Hi, which µC are you preffering and why?
Where to find a good reliable microcontroller, well documented, good debug features, fast to program, easy to learn good IDE, good programmer/debuger?
Or is there not the one and really depends on your needs what you prefer and which manufacturer you choose?

It depends on what your needs are!

How much I/O, and what types? How big will your program code be? How much data? What processing speed?

I keep a few 8 pin ATtiny85's on hand. There's a lot of places you can just poke one. They need zero external components, start up at 1 MHz from the factory but you can switch them to 16 MHz for a bit more ooomph. Six I/O pins (but be cautious about reusing the reset pin), up to 4 as ADCs, 8 KB FLASH, 512 bytes RAM, 512 bytes EEPROM. About a US$ each from Digikey etc in small quantity. Easy to download programs to using an Arduino as a programmer, using either the Arduino IDE or avrdude directly. Use Arduino libraries or bit bang the registers yourself -- it's all easy.

If you need more I/O then the good old ATmega328 has four times the I/O, program size, RAM for $2 each in DIP-28. And the ATmega2560 has another 4x the I/O and RAM and 8x the program size for $10. Sadly with so many pins they only come in BGA and 100-TQFP, so it's generally better to buy them on a $10 board -- same price as the bare chip, so why not? e.g. https://www.amazon.com/dp/B07TGF9VMQ

The only thing is all these run at exactly the same speed, run full speed only with 8 bit data, don't have an FPU etc. It's enough speed for many many purposes.

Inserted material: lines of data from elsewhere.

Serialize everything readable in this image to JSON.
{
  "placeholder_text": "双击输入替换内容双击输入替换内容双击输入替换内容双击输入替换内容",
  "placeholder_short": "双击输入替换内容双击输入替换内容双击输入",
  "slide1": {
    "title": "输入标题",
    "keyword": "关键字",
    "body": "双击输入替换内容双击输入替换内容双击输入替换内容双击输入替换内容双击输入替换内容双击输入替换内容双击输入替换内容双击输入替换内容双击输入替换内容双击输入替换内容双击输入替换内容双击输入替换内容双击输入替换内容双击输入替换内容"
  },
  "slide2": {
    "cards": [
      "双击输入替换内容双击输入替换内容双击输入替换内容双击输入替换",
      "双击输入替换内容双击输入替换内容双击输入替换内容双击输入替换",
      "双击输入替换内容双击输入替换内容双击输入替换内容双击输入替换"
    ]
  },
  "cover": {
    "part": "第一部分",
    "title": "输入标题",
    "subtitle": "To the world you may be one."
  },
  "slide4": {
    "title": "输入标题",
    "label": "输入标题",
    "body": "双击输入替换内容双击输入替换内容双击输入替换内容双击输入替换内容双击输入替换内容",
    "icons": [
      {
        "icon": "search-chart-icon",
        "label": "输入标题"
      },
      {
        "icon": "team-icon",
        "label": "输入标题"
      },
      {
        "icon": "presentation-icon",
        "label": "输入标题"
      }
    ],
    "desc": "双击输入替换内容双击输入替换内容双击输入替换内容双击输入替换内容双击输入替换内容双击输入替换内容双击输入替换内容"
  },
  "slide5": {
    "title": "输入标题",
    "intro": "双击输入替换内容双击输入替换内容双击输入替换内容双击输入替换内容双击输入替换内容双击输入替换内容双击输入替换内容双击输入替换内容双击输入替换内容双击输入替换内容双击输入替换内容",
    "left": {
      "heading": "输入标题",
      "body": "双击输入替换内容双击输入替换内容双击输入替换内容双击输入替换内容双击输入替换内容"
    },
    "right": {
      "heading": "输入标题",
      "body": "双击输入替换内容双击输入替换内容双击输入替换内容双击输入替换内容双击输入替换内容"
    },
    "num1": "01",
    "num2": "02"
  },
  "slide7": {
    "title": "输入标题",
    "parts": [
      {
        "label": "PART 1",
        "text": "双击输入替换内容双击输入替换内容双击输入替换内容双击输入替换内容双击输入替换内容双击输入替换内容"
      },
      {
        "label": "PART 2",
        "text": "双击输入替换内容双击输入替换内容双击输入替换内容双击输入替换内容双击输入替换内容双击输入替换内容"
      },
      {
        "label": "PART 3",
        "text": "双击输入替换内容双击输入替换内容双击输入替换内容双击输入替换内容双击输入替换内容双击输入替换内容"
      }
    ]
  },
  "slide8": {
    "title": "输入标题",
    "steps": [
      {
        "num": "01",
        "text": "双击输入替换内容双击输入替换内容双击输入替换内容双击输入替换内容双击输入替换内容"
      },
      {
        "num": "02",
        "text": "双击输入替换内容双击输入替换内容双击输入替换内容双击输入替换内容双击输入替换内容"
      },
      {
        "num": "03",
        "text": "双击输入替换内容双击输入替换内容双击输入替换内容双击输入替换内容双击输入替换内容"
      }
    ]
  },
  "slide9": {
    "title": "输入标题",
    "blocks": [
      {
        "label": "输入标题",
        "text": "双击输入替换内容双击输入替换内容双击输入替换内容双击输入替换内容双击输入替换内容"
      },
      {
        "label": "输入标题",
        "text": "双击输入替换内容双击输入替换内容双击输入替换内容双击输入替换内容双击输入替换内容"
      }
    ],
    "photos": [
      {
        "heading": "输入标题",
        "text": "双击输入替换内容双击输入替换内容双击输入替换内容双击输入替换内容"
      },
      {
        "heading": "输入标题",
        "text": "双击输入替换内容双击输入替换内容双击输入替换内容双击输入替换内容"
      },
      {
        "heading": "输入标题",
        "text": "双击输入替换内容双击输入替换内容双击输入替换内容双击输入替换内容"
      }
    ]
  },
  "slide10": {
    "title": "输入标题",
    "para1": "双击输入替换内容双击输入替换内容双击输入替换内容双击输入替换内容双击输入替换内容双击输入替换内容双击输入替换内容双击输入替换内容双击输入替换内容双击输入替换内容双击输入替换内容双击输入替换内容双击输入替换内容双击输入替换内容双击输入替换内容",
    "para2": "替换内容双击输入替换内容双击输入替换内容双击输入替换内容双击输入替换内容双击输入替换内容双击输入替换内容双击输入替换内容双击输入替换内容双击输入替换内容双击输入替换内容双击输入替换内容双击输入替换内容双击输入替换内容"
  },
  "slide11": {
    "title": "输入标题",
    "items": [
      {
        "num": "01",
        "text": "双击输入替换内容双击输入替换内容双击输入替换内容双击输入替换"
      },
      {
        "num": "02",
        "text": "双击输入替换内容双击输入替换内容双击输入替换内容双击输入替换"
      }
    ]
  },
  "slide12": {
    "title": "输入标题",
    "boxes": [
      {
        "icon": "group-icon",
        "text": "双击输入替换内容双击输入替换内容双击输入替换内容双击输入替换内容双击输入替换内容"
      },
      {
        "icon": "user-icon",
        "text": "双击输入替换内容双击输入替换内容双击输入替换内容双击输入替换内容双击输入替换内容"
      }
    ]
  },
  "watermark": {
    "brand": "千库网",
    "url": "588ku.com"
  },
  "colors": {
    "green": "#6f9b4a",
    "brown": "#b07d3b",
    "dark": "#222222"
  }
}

The next thing that's super easy to use, with lots of documentation, libraries, examples is the $20 Teensy 4.0. For that you get a 600 MHz 32 bit dual-issue ARM CPU with FPU, 1024 KB RAM, 2048 KB flash, 40 I/O pins (23 easier to use than the others) https://www.pjrc.com/store/teensy40.html

You might consider a Teensy-LC for $12. It's got the same RAM, less flash, less I/O than the ATmega2560 at the same price but maybe around 10x the CPU processing power (but 20x less than the Teensy 4).

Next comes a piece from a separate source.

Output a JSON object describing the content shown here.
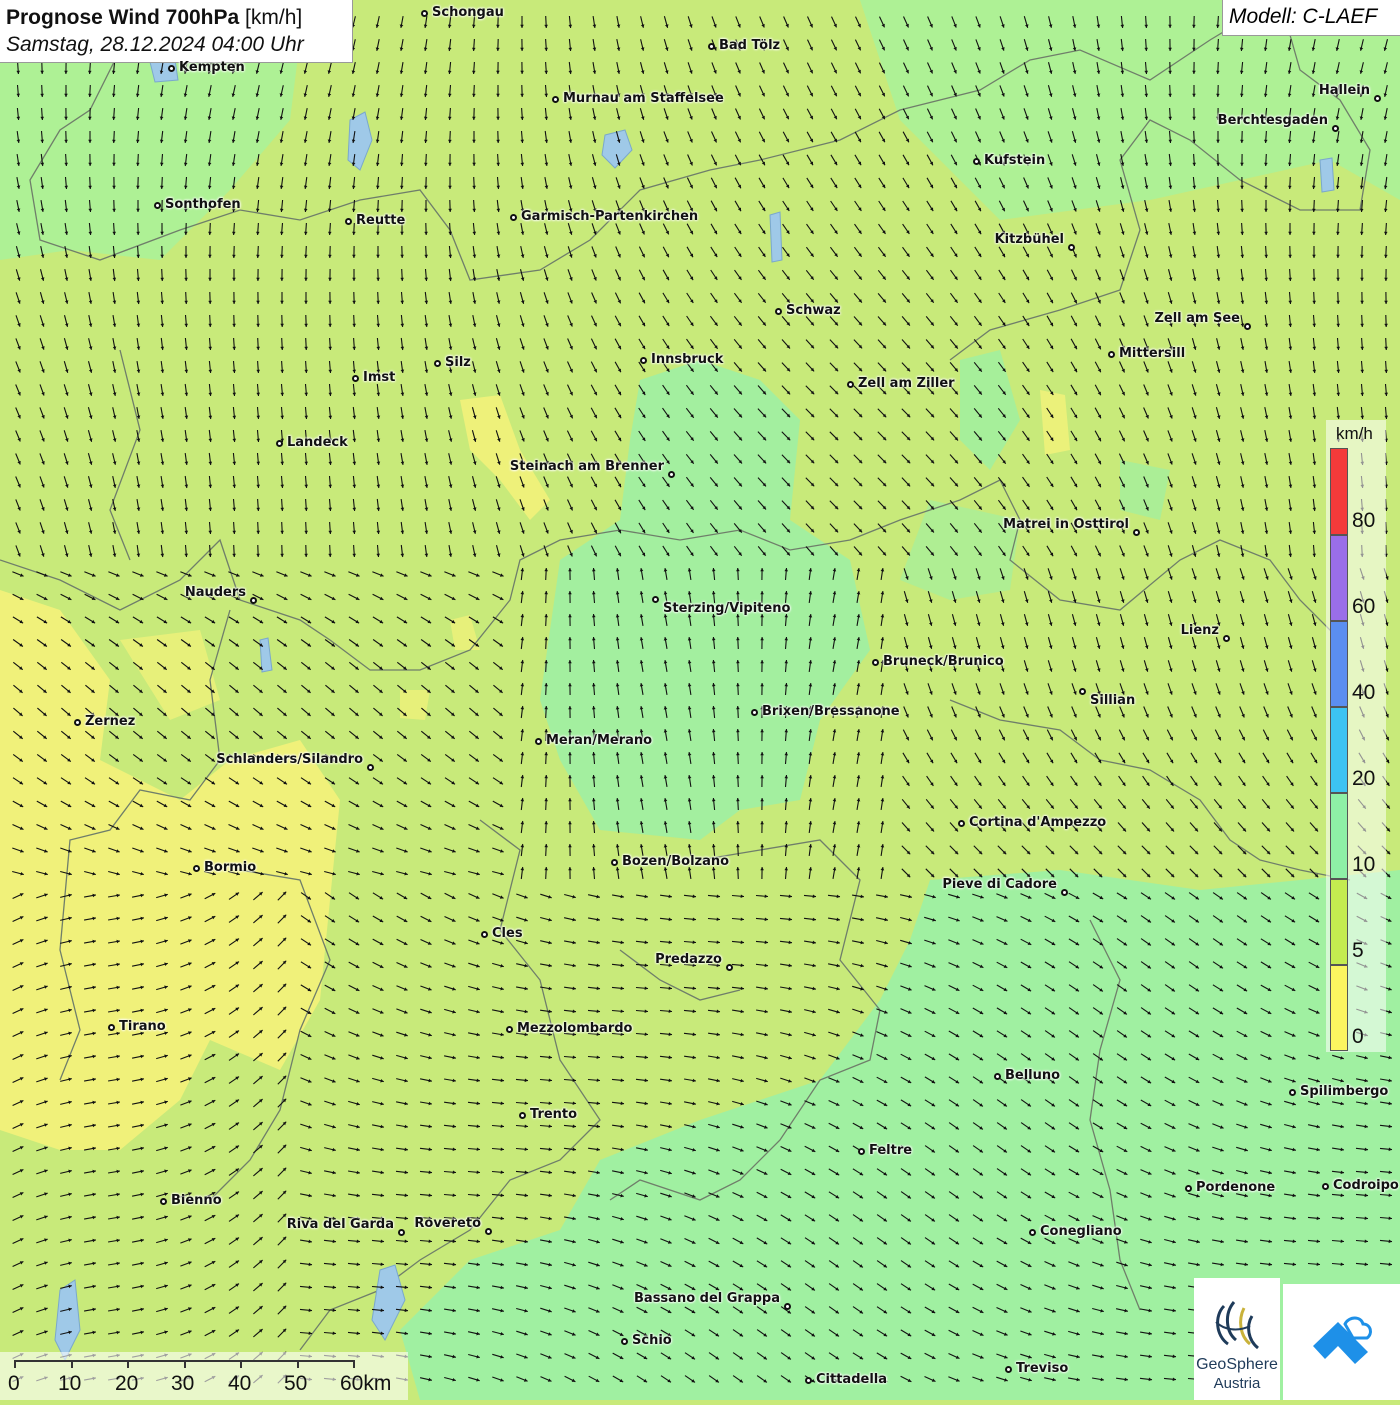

Again, Teensy board have a fantastic out-of-the-box getting started experience, great documentation and examples, work with the Arduino IDE and libraries or not -- your choice.

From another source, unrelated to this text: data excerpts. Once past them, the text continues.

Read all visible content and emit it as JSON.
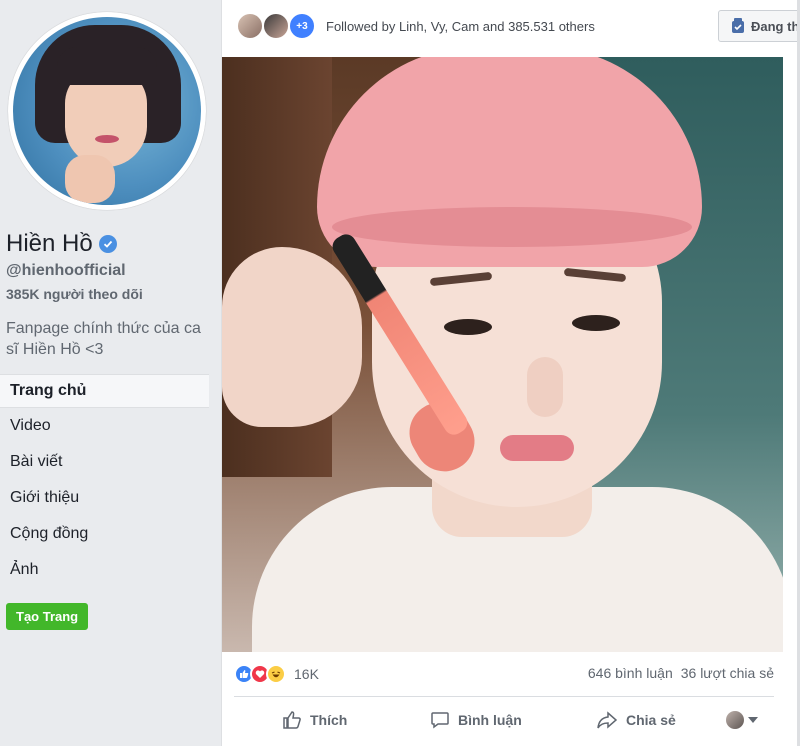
{
  "profile": {
    "name": "Hiền Hồ",
    "handle": "@hienhoofficial",
    "followers": "385K người theo dõi",
    "about": "Fanpage chính thức của ca sĩ Hiền Hồ <3"
  },
  "nav": {
    "items": [
      {
        "label": "Trang chủ"
      },
      {
        "label": "Video"
      },
      {
        "label": "Bài viết"
      },
      {
        "label": "Giới thiệu"
      },
      {
        "label": "Cộng đồng"
      },
      {
        "label": "Ảnh"
      }
    ],
    "create_page": "Tạo Trang"
  },
  "post": {
    "followed_more_badge": "+3",
    "followed_text": "Followed by Linh, Vy, Cam and 385.531 others",
    "follow_button": "Đang th",
    "reactions_count": "16K",
    "comments": "646 bình luận",
    "shares": "36 lượt chia sẻ",
    "actions": {
      "like": "Thích",
      "comment": "Bình luận",
      "share": "Chia sẻ"
    }
  },
  "colors": {
    "accent": "#4080ff",
    "create_button": "#42b72a",
    "verified": "#4a90e2"
  }
}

The RISC-V CPUs and boards coming out of China are looking very interesting.

The Longan Nano is $5 bought from China, $10 on Amazon. For that you get a 108 MHz 32 bit CPU, 128 KB flash, 32 KB RAM, a similar amount of I/O to an ATmega328 (swings and roundabouts) but 10x to 20x the processing power. And you get a small LCD display and plastic case thrown in for your $5.

There are also other boards using the same GD32VF103 chip -- which is close to being a clone of STM ARM chips with suspiciously similar product codes (and is in fact physically pin compatible) but with RISC-V CPU instead of ARM.

There are also the Kendryte K210 based RISC-V boards. These have pretty incredible specs, but a reputation for being not very well documented and hard to work with.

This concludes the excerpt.